Yeah, I picked up the sarcasm. Truth be told, the majority of the advice I give isn't based from personal opinion. It's based on fact. You can continue doing it your way all you want. Like I said, it's your CSA points that'll suffer and not mine.
In actuality most of us are "under dispatch" practically all the time. In the examples I cited I drop my trailer at a company terminal for security reasons then travel home with the bobtail for my time off. Technically I am STILL UNDER DISPATCH while I am at home. It is my responsibility to go back to the terminal and retrieve the trailer I dropped to continue on my route and deliver my load on time. In the above instance I am "relieved" of the responsibility and security of that loaded trailer while it is at the terminal and therefore CAN and Do log off duty when going home to a doctors appt or restaraunt. Personal conveyance has also been refuted when a driver has in fact been pulling an EMPTY trailer. The DOT officer has no idea whether you are deadheading to another pickup. This is why some companies will not permit a driver to utilize the personal conveyance option when hooked to ANY trailer. This is where regs, company policies and the DOT officers judgement may come into conflict. It is easier to substantiate using a truck as personal conveyance when bobtailing.

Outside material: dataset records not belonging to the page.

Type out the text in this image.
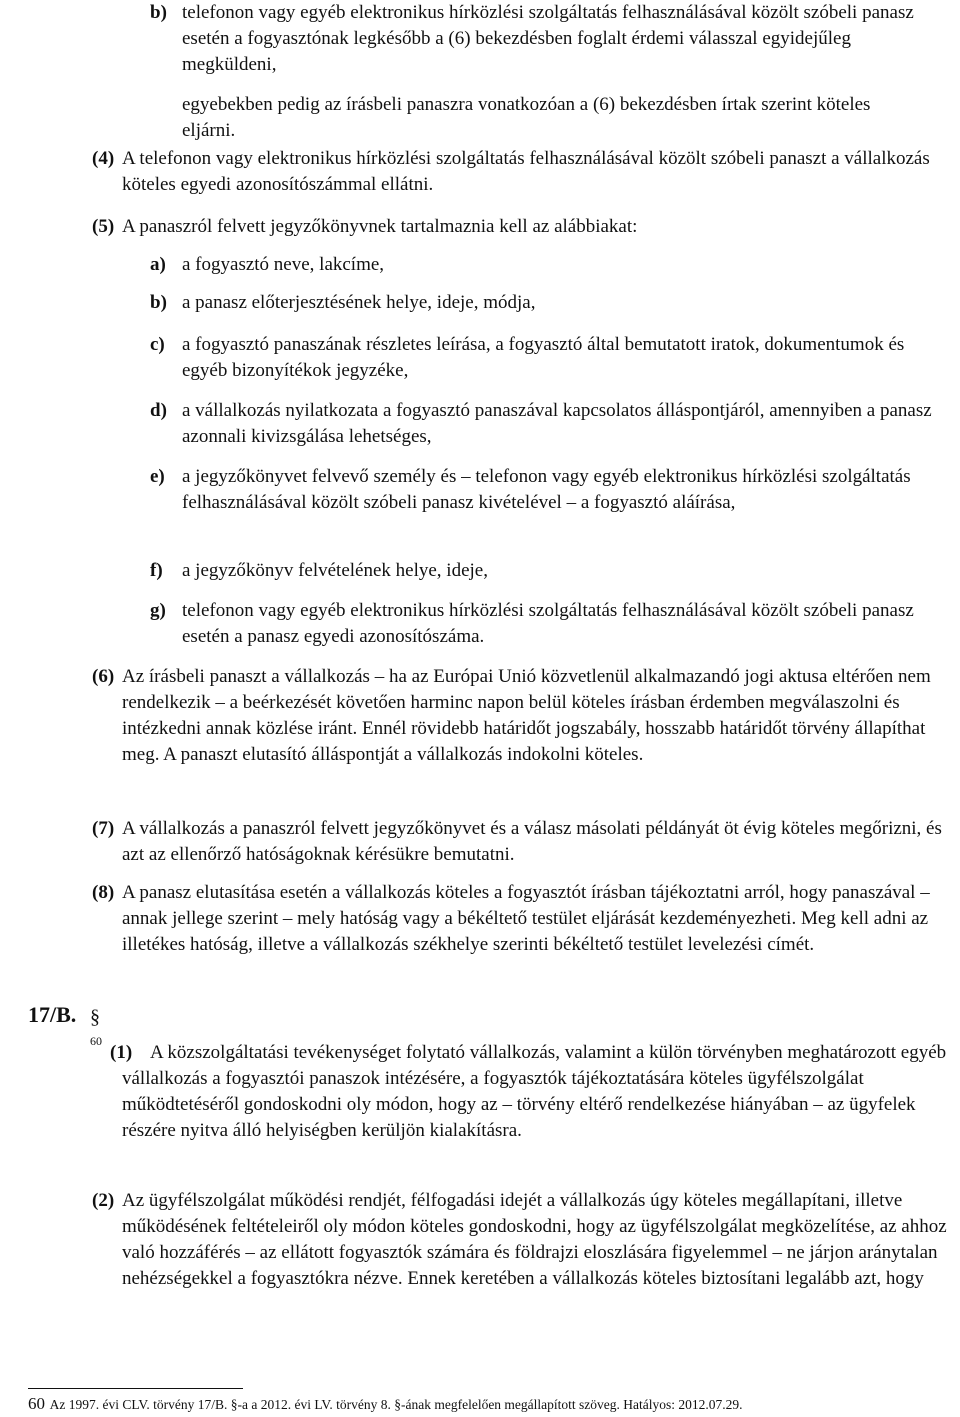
b) telefonon vagy egyéb elektronikus hírközlési szolgáltatás felhasználásával közölt szóbeli panasz esetén a fogyasztónak legkésőbb a (6) bekezdésben foglalt érdemi válasszal egyidejűleg megküldeni,

egyebekben pedig az írásbeli panaszra vonatkozóan a (6) bekezdésben írtak szerint köteles eljárni.

(4) A telefonon vagy elektronikus hírközlési szolgáltatás felhasználásával közölt szóbeli panaszt a vállalkozás köteles egyedi azonosítószámmal ellátni.
(5) A panaszról felvett jegyzőkönyvnek tartalmaznia kell az alábbiakat:
a) a fogyasztó neve, lakcíme,
b) a panasz előterjesztésének helye, ideje, módja,
c) a fogyasztó panaszának részletes leírása, a fogyasztó által bemutatott iratok, dokumentumok és egyéb bizonyítékok jegyzéke,
d) a vállalkozás nyilatkozata a fogyasztó panaszával kapcsolatos álláspontjáról, amennyiben a panasz azonnali kivizsgálása lehetséges,
e) a jegyzőkönyvet felvevő személy és – telefonon vagy egyéb elektronikus hírközlési szolgáltatás felhasználásával közölt szóbeli panasz kivételével – a fogyasztó aláírása,
f) a jegyzőkönyv felvételének helye, ideje,
g) telefonon vagy egyéb elektronikus hírközlési szolgáltatás felhasználásával közölt szóbeli panasz esetén a panasz egyedi azonosítószáma.
(6) Az írásbeli panaszt a vállalkozás – ha az Európai Unió közvetlenül alkalmazandó jogi aktusa eltérően nem rendelkezik – a beérkezését követően harminc napon belül köteles írásban érdemben megválaszolni és intézkedni annak közlése iránt. Ennél rövidebb határidőt jogszabály, hosszabb határidőt törvény állapíthat meg. A panaszt elutasító álláspontját a vállalkozás indokolni köteles.
(7) A vállalkozás a panaszról felvett jegyzőkönyvet és a válasz másolati példányát öt évig köteles megőrizni, és azt az ellenőrző hatóságoknak kérésükre bemutatni.
(8) A panasz elutasítása esetén a vállalkozás köteles a fogyasztót írásban tájékoztatni arról, hogy panaszával – annak jellege szerint – mely hatóság vagy a békéltető testület eljárását kezdeményezheti. Meg kell adni az illetékes hatóság, illetve a vállalkozás székhelye szerinti békéltető testület levelezési címét.
17/B. §
60
(1) A közszolgáltatási tevékenységet folytató vállalkozás, valamint a külön törvényben meghatározott egyéb vállalkozás a fogyasztói panaszok intézésére, a fogyasztók tájékoztatására köteles ügyfélszolgálat működtetéséről gondoskodni oly módon, hogy az – törvény eltérő rendelkezése hiányában – az ügyfelek részére nyitva álló helyiségben kerüljön kialakításra.
(2) Az ügyfélszolgálat működési rendjét, félfogadási idejét a vállalkozás úgy köteles megállapítani, illetve működésének feltételeiről oly módon köteles gondoskodni, hogy az ügyfélszolgálat megközelítése, az ahhoz való hozzáférés – az ellátott fogyasztók számára és földrajzi eloszlására figyelemmel – ne járjon aránytalan nehézségekkel a fogyasztókra nézve. Ennek keretében a vállalkozás köteles biztosítani legalább azt, hogy
60 Az 1997. évi CLV. törvény 17/B. §-a a 2012. évi LV. törvény 8. §-ának megfelelően megállapított szöveg. Hatályos: 2012.07.29.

Going home is personal conveyance, even if you were to take a empty trailer with you. Yes, because you're going home. Because many drivers don't know when to properly use personal conveyance, as many drivers don't have a lick of common sense. Even in some cases as I have pointed out earlier, bobtailing is not automatically personal conveyance. Here comes that common sense thing again. Using the truck for a work related task is not personal conveyance, even if you're bobtailing. When using the truck for a work related task, you are (here comes that word) "laden".

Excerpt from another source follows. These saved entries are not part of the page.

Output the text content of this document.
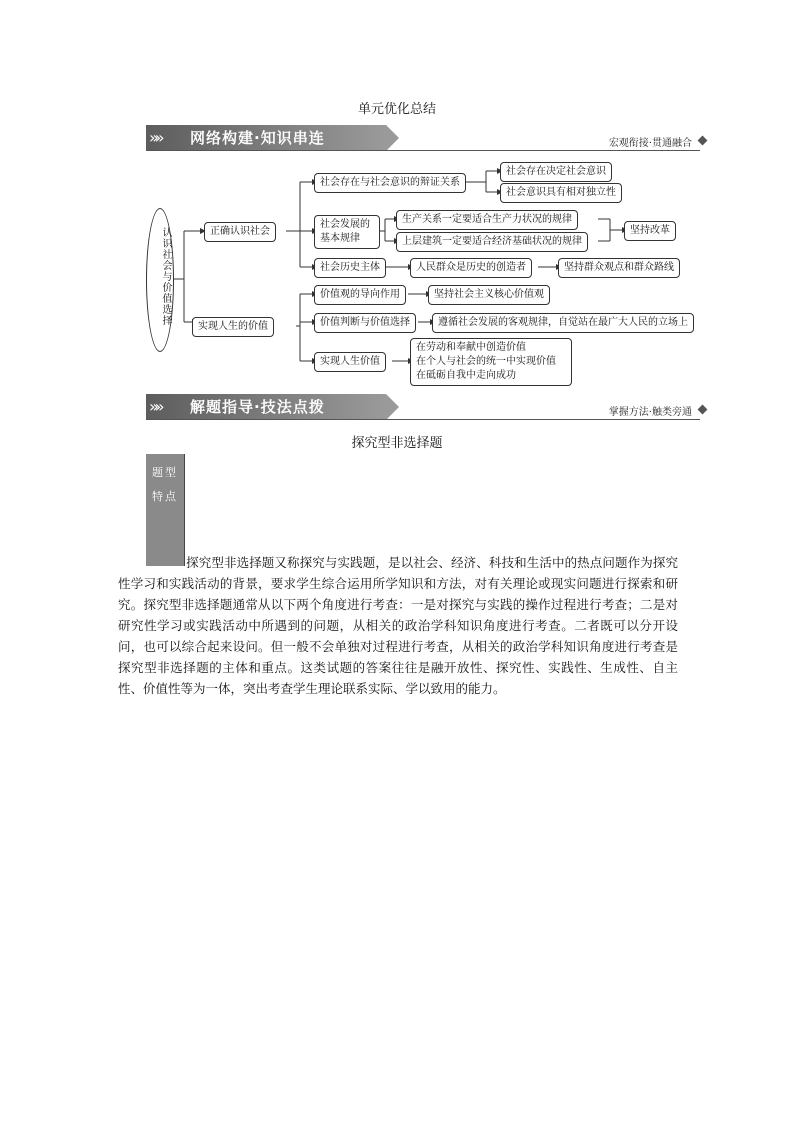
单元优化总结
»» 网络构建·知识串连	宏观衔接·贯通融合
认识社会与价值选择	正确认识社会
社会存在与社会意识的辩证关系
社会存在决定社会意识
社会意识具有相对独立性
社会发展的
基本规律
生产关系一定要适合生产力状况的规律
上层建筑一定要适合经济基础状况的规律
坚持改革
社会历史主体	人民群众是历史的创造者	坚持群众观点和群众路线
实现人生的价值
价值观的导向作用	坚持社会主义核心价值观
价值判断与价值选择	遵循社会发展的客观规律，自觉站在最广大人民的立场上
实现人生价值
在劳动和奉献中创造价值
在个人与社会的统一中实现价值
在砥砺自我中走向成功
»» 解题指导·技法点拨	掌握方法·触类旁通
探究型非选择题
题型
特点
探究型非选择题又称探究与实践题，是以社会、经济、科技和生活中的热点问题作为探究性学习和实践活动的背景，要求学生综合运用所学知识和方法，对有关理论或现实问题进行探索和研究。探究型非选择题通常从以下两个角度进行考查：一是对探究与实践的操作过程进行考查；二是对研究性学习或实践活动中所遇到的问题，从相关的政治学科知识角度进行考查。二者既可以分开设问，也可以综合起来设问。但一般不会单独对过程进行考查，从相关的政治学科知识角度进行考查是探究型非选择题的主体和重点。这类试题的答案往往是融开放性、探究性、实践性、生成性、自主性、价值性等为一体，突出考查学生理论联系实际、学以致用的能力。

i can see using the personal conveyance when you stop and start at the same place. i'm sure dot would kind of frown when you log off duty in cheyenne wyoming and used personal conveyance to go home to salt lake to pick up your next load and going on duty again. i could be wrong but don't think i'd wanna try it.
Using this train of thought then anytime you are heading back to your trailer ie.. If you dropped it at a customer to be loaded and went to eat or shop etc.. then you would be on duty driving. Correct?
Off duty driving. GR is confused by the guidance that states if you're dispatched from home, then the trip from home to the trailer is on duty driving.
What about bob tailing from home (in the country) to a repair facility in a town or city 20 or 60 miles away to get something worked on? I've often wondered if I should have filled out a pre-trip, and be logged on duty for that?